Still no soup, though. I began to seek out my server. Who was nowhere to be seen.
I tasted the chicken, and it was nice. As expected. Nothing to go WOW about, but a nice, hot, plentiful meal. The sauce wasn’t that hot. I’d actually only give one chile for this dish; but of course, they’re catering to American palates, not those in say, Sichuan’s capital of Chengdu (where chiles are given to infants as weaning devices, I suspect). As I ate and watched for a server (any server) who would glance my way, I found the meal pleasant and filling, a good lunch. Not spectacular, but certainly good value.
The service, by this point, was suffering quite a bit.
I mean, okay; it’s the middle of lunch, I’m the only single-person table, and a round-eye to boot. I can see that I might not get a lot of attention. Didn’t really want a lot, actually; I had a book to read. I did want my soup, though.
Eventually the lady came by with the iced-tea pitcher, and I asked for my soup. She was apologetic and went immediately to get me a bowl of hot-and-sour.
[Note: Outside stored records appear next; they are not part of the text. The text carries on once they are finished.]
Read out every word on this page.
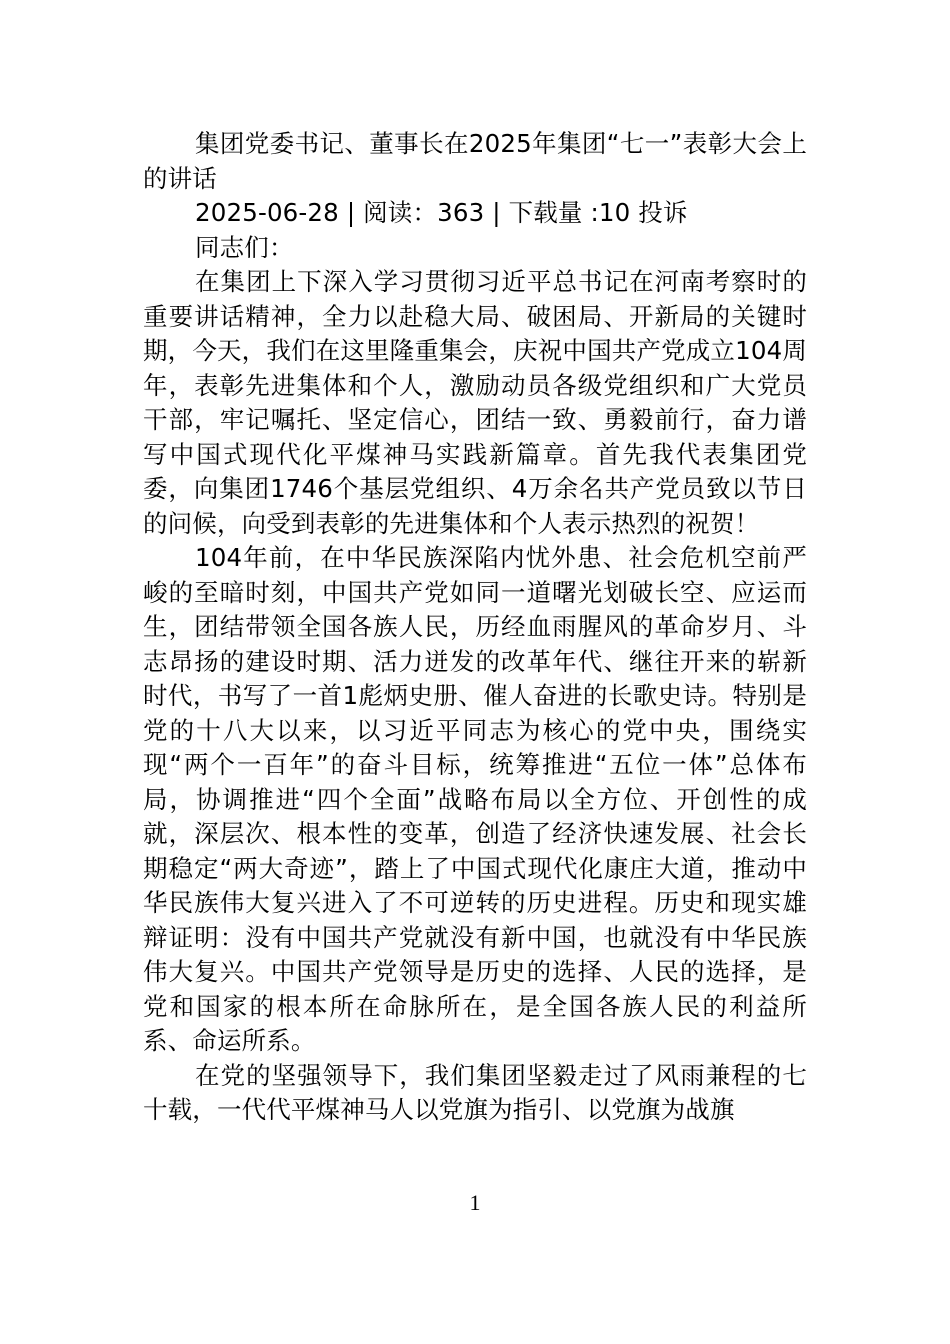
集团党委书记、董事长在2025年集团“七一”表彰大会上的讲话

2025-06-28 | 阅读：363 | 下载量 :10 投诉

同志们：

在集团上下深入学习贯彻习近平总书记在河南考察时的重要讲话精神，全力以赴稳大局、破困局、开新局的关键时期，今天，我们在这里隆重集会，庆祝中国共产党成立104周年，表彰先进集体和个人，激励动员各级党组织和广大党员干部，牢记嘱托、坚定信心，团结一致、勇毅前行，奋力谱写中国式现代化平煤神马实践新篇章。首先我代表集团党委，向集团1746个基层党组织、4万余名共产党员致以节日的问候，向受到表彰的先进集体和个人表示热烈的祝贺！

104年前，在中华民族深陷内忧外患、社会危机空前严峻的至暗时刻，中国共产党如同一道曙光划破长空、应运而生，团结带领全国各族人民，历经血雨腥风的革命岁月、斗志昂扬的建设时期、活力迸发的改革年代、继往开来的崭新时代，书写了一首1彪炳史册、催人奋进的长歌史诗。特别是党的十八大以来，以习近平同志为核心的党中央，围绕实现“两个一百年”的奋斗目标，统筹推进“五位一体”总体布局，协调推进“四个全面”战略布局以全方位、开创性的成就，深层次、根本性的变革，创造了经济快速发展、社会长期稳定“两大奇迹”，踏上了中国式现代化康庄大道，推动中华民族伟大复兴进入了不可逆转的历史进程。历史和现实雄辩证明：没有中国共产党就没有新中国，也就没有中华民族伟大复兴。中国共产党领导是历史的选择、人民的选择，是党和国家的根本所在命脉所在，是全国各族人民的利益所系、命运所系。

在党的坚强领导下，我们集团坚毅走过了风雨兼程的七十载，一代代平煤神马人以党旗为指引、以党旗为战旗

1
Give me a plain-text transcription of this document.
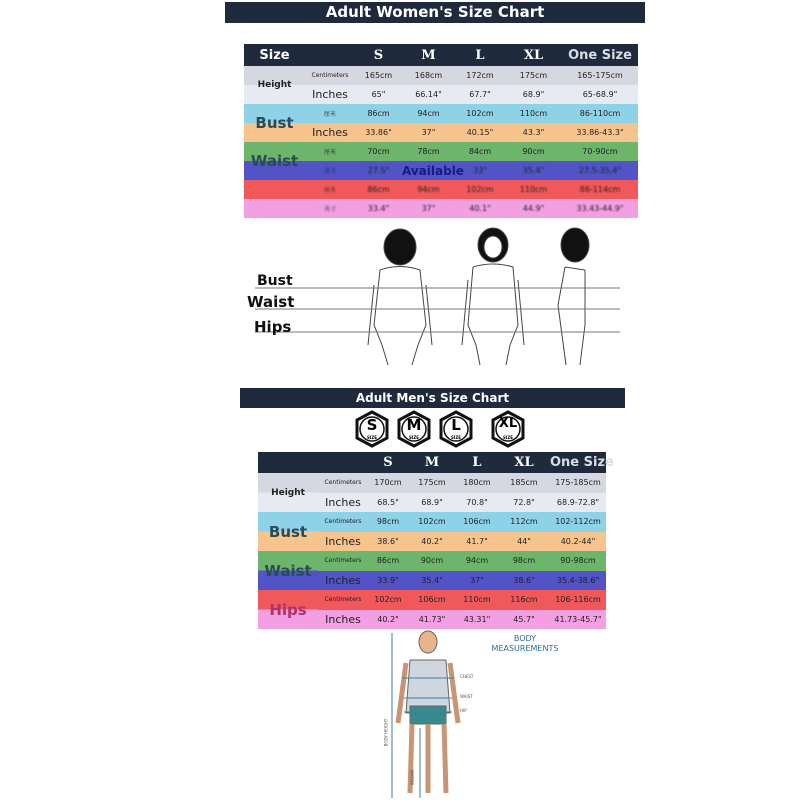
Adult Women's Size Chart
Size		S	M	L	XL	One Size
Height	Centimeters	165cm	168cm	172cm	175cm	165-175cm
	Inches	65"	66.14"	67.7"	68.9"	65-68.9"
Bust	厘米	86cm	94cm	102cm	110cm	86-110cm
	Inches	33.86"	37"	40.15"	43.3"	33.86-43.3"
Waist	厘米	70cm	78cm	84cm	90cm	70-90cm
	英寸	27.5"	Available	33"	35.4"	27.5-35.4"
	厘米	86cm	94cm	102cm	110cm	86-114cm
	英寸	33.4"	37"	40.1"	44.9"	33.43-44.9"
Bust
Waist
Hips
Adult Men's Size Chart
S
SIZE
M
SIZE
L
SIZE
XL
SIZE
		S	M	L	XL	One Size
Height	Centimeters	170cm	175cm	180cm	185cm	175-185cm
	Inches	68.5"	68.9"	70.8"	72.8"	68.9-72.8"
Bust	Centimeters	98cm	102cm	106cm	112cm	102-112cm
	Inches	38.6"	40.2"	41.7"	44"	40.2-44"
Waist	Centimeters	86cm	90cm	94cm	98cm	90-98cm
	Inches	33.9"	35.4"	37"	38.6"	35.4-38.6"
Hips	Centimeters	102cm	106cm	110cm	116cm	106-116cm
	Inches	40.2"	41.73"	43.31"	45.7"	41.73-45.7"
BODY MEASUREMENTS
CHEST
WAIST
HIP
BODY HEIGHT
INSEAM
I’m glad I persisted, as the soup was quite nice. Plenty of ingredients in a tasty broth, with some zest and a pleasing, rice wine tang. After I doctored it up with soy sauce it was maybe the best item in the meal.
A good rescue too, as I was marking the food as maybe average, and the service well below; enough to make it so I wouldn’t be back. Life’s too short for average restaurant fare and poor service! Sichuan Garden’s earned at least another chance, though. One of the menu’s headline points is that Sichuan Garden is a “Top 100 Chinese Restaurants” with high marks from Web ratings. Okay, they’re not there yet in my mind. We’ll see after another visit or two.
I finished up my meal and checked my list of errands to do. Time to get back on the road, with my lunch alarm silenced…
Sichuan Garden, 110 N IH-35, Suite 240, Round Rock, TX 78681. Phone 512.255.6952 & 512.238.0098. Casual Chinese dining for lunch and dinner, seven days a week. Delivery available (limited area; delivery charges apply). Takeout available. No checks, please.
Enjoy the (Central China in Central Texas) Heat!